Functional data analysis (e.g. scalar-on-function regression, as well as functional response types) can be implemented in Stan quite easily - and indeed automated - by using the brms
package, which itself calls mgcv
to prepare the various matrices. mgcv
it turns out can be prodded to do various types of functional data analysis (see Wood (2017) Generalized Additive Models, 2nd ed., p. 391).
Wood outlines a scalar-on-function regression using mgcv
illustrated with data available in a CRAN package associated with this text gamair
. To run this in Stan with brms
simply requires replicating the formula that would be passed to the mgcv::gam()
function.
library(gamair)
data(gas)
library(brms)
library(mgcv)
mStan <- brm(octane ~ s(nm, by=NIR, k=50), data=gas)

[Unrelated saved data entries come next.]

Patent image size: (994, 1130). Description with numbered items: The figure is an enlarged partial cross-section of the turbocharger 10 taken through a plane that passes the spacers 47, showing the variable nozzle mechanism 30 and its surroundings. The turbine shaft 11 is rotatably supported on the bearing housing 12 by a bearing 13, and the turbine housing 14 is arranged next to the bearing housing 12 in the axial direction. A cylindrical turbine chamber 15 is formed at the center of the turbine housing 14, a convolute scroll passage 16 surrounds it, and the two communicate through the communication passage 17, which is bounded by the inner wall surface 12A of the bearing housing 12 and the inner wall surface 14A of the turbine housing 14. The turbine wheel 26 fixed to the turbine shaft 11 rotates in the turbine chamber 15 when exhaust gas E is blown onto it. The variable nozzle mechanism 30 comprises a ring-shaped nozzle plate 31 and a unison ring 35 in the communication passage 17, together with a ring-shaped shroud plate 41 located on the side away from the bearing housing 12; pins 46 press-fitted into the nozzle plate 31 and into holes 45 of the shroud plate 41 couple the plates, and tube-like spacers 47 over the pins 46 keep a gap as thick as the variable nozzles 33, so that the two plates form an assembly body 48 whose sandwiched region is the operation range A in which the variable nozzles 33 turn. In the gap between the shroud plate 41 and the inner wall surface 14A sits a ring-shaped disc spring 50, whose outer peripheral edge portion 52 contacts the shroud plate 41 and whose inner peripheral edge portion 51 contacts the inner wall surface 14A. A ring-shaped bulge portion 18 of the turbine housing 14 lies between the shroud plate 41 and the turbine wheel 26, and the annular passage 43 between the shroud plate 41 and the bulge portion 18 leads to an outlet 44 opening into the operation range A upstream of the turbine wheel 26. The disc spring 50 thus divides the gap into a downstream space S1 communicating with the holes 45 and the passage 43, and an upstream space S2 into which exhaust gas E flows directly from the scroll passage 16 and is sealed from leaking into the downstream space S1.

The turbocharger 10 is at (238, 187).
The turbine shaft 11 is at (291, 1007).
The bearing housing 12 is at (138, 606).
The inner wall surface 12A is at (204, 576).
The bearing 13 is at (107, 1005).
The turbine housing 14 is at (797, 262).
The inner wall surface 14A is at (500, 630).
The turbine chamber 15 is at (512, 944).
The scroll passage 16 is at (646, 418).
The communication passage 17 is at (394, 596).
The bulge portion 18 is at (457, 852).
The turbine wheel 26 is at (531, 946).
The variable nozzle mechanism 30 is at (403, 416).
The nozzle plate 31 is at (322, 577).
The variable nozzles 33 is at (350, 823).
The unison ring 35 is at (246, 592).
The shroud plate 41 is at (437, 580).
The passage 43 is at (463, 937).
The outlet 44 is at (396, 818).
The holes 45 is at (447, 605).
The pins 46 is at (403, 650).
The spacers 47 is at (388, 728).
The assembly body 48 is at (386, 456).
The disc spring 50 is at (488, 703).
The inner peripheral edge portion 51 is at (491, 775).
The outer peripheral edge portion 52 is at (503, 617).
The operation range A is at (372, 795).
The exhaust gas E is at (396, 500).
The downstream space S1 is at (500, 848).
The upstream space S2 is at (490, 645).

mMgcv <- gam(octane ~ s(nm, by=NIR, k=50), data=gas)
The Stan code can be retrieved as:
brms::make_stancode(octane ~ s(nm, by=NIR, k=50), data=gas)
Interestingly, in this example NIR
is a matrix (i.e. where each row represents a different curve over the nm
variable, and octane
is the scalar response).
The Stan code prepared by brms
produces a very similar fit to mgcv
though considerably slower. More of concern, however, is that nearly every post-warmup sample exceeds max_treedepth
. Increasing this to 15 has only a small impact.
How concerned should I be about this, considering other diagnostics suggest a good fit (e.g. bayes_R2 = 0.97
; fits resemble closely those produced by mgcv
, Rhats are near one, etc.)
Fruitful discussions with Paul Buerkner (e.g. see this thread on the brms
issue tracker) suggest that brms
is unlikely to be able to resolve this issue and model customizations will therefore be essential should the reduction in these warnings be essential or even possible.